Goldman Sachs is on track to generate more than $5bn in equities trading revenue during the second quarter, putting the Wall Street bank within reach of another near-record performance as heightened market volatility continues to drive client activity, according to a report by Bloomberg.
The expected result follows a record first quarter for the firm’s equities business, which generated $5.3 billion in revenue amid elevated trading volumes across cash equities, derivatives and prime brokerage. Market uncertainty stemming from shifting trade policies, interest rate expectations and geopolitical developments has helped sustain demand for trading services throughout 2026.
The bank has been one of the biggest beneficiaries of the volatile market environment, with its trading division continuing to offset periods of slower activity in other parts of the investment banking business. Goldman has also seen improving momentum in mergers and acquisitions and capital markets activity, contributing to a broader rebound in earnings across its institutional businesses.

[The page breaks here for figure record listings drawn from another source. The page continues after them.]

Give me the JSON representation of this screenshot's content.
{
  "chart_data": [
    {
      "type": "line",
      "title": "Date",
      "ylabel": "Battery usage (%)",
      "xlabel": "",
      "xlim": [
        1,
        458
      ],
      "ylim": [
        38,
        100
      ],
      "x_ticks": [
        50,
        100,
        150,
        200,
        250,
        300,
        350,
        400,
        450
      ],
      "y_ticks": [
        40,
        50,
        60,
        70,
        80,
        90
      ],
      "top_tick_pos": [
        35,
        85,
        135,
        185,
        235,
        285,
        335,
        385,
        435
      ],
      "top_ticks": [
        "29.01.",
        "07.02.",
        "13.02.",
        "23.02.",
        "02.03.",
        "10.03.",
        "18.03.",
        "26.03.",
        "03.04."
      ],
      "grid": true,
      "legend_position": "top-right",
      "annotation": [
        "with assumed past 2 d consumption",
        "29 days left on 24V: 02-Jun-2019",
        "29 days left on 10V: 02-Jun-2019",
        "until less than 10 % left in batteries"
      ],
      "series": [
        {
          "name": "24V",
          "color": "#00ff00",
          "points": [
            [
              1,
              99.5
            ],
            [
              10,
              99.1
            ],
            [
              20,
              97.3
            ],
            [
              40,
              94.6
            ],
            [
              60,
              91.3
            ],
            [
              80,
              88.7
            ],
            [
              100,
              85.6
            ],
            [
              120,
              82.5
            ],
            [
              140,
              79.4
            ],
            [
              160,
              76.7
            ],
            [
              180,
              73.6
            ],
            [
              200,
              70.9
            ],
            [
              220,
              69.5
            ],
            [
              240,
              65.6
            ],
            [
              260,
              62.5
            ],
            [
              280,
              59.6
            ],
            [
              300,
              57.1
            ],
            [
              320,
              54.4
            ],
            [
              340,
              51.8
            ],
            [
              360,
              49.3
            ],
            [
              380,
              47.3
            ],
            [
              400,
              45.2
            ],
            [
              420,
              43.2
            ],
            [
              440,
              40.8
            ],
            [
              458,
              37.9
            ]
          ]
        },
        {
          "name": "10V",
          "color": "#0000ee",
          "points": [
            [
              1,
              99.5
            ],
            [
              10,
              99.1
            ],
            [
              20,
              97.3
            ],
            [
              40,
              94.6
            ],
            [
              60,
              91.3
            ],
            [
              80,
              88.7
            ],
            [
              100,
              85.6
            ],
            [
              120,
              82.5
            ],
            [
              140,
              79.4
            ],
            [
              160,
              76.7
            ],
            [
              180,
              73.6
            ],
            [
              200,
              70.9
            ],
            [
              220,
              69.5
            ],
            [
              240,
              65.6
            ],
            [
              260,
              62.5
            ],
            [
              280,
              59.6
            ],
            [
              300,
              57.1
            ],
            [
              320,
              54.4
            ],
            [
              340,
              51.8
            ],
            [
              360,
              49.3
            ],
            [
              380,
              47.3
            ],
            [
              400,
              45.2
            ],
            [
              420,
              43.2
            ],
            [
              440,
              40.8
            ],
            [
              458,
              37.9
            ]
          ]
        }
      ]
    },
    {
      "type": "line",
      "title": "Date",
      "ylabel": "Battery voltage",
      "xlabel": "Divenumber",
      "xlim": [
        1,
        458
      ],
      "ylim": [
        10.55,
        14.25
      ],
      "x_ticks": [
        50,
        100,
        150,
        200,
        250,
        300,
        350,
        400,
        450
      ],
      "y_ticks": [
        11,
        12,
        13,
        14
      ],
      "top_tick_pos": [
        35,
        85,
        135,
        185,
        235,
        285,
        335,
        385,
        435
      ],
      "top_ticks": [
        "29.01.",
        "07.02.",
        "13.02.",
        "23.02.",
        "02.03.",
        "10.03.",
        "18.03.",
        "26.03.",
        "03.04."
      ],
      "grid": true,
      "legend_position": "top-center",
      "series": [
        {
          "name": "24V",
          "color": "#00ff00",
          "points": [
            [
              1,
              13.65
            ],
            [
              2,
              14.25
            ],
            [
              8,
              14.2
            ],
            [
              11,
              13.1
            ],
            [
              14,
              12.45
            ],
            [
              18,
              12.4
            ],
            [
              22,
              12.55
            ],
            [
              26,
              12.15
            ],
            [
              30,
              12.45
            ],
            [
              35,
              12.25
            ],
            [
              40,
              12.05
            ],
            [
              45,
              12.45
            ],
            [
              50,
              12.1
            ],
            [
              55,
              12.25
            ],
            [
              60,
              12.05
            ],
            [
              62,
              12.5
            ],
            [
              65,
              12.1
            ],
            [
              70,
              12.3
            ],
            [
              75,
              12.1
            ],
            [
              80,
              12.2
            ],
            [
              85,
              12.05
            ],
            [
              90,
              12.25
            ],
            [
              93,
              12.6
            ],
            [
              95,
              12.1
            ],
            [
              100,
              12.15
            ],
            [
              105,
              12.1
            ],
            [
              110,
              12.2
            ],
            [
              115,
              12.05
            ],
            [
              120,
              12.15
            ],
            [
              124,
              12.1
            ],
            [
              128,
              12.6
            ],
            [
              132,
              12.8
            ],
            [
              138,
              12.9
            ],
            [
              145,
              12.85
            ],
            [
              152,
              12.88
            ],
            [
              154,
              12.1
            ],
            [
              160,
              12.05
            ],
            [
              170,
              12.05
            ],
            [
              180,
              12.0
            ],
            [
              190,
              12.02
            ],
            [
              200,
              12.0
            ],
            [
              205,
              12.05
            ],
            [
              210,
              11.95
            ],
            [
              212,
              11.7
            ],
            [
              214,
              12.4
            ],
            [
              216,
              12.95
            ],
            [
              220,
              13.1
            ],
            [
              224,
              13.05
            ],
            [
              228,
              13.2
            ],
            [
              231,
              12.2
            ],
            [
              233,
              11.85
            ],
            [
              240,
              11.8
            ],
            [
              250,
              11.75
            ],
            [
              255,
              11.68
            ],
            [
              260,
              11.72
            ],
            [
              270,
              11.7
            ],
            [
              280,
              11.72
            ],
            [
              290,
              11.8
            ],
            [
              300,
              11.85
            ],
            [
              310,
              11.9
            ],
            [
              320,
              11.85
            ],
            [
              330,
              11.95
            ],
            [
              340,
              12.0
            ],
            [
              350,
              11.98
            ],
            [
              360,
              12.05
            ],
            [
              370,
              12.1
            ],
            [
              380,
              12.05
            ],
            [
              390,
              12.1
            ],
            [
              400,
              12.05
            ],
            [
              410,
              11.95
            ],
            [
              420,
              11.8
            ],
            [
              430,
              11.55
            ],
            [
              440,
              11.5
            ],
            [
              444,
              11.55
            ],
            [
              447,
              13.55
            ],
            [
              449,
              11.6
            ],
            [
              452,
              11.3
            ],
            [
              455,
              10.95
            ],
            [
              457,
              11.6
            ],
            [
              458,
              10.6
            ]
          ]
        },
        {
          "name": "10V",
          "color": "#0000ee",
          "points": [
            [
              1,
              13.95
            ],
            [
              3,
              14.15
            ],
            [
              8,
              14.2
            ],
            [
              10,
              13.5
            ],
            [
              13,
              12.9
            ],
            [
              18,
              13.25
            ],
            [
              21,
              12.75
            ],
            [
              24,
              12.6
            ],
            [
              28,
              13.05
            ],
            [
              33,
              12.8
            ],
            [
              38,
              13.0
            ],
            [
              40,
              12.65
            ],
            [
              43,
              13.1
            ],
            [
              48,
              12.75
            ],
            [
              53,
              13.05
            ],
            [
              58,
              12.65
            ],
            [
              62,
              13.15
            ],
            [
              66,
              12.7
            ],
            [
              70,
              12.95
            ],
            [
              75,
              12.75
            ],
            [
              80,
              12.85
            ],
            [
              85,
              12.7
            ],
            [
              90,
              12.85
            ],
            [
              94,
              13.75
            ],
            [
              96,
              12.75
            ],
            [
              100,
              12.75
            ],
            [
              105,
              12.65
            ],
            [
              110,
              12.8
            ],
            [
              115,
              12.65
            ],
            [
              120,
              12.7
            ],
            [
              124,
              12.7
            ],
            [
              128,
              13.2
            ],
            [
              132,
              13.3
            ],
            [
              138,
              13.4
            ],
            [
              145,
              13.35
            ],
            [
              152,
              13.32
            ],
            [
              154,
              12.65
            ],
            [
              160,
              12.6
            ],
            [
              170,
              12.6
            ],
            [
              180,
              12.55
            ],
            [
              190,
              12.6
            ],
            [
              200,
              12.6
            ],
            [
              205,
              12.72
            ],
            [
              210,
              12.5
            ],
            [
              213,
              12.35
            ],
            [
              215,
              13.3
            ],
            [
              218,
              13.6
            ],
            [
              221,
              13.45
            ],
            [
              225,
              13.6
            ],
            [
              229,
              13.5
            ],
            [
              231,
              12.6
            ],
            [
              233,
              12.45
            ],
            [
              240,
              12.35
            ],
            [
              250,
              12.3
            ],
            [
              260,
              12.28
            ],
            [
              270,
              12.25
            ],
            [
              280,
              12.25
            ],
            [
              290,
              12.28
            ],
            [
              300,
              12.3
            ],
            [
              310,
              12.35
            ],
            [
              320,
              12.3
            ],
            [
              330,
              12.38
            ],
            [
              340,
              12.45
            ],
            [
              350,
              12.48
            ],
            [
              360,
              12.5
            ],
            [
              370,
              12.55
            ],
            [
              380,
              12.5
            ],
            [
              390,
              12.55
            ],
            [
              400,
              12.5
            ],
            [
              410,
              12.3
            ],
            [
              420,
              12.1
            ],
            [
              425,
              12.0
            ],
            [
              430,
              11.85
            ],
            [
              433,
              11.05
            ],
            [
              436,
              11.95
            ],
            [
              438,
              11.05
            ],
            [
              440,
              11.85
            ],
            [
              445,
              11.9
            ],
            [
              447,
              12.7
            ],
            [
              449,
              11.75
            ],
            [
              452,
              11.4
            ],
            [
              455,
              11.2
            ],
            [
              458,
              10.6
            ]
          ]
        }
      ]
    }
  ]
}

Strong performance in equities trading reflects continued demand from hedge funds, asset managers and institutional investors seeking to reposition portfolios amid sharp market swings. Prime brokerage and financing activities have also remained robust, supporting revenue growth across the franchise.
A second consecutive quarter of more than $5 billion in equities revenue would reinforce Goldman Sachs’ position as one of the leading trading houses on Wall Street and highlight the growing importance of market-making and client execution businesses in an increasingly uncertain macroeconomic backdrop.
The performance is expected to contribute to another strong quarter for the bank when it reports earnings next month.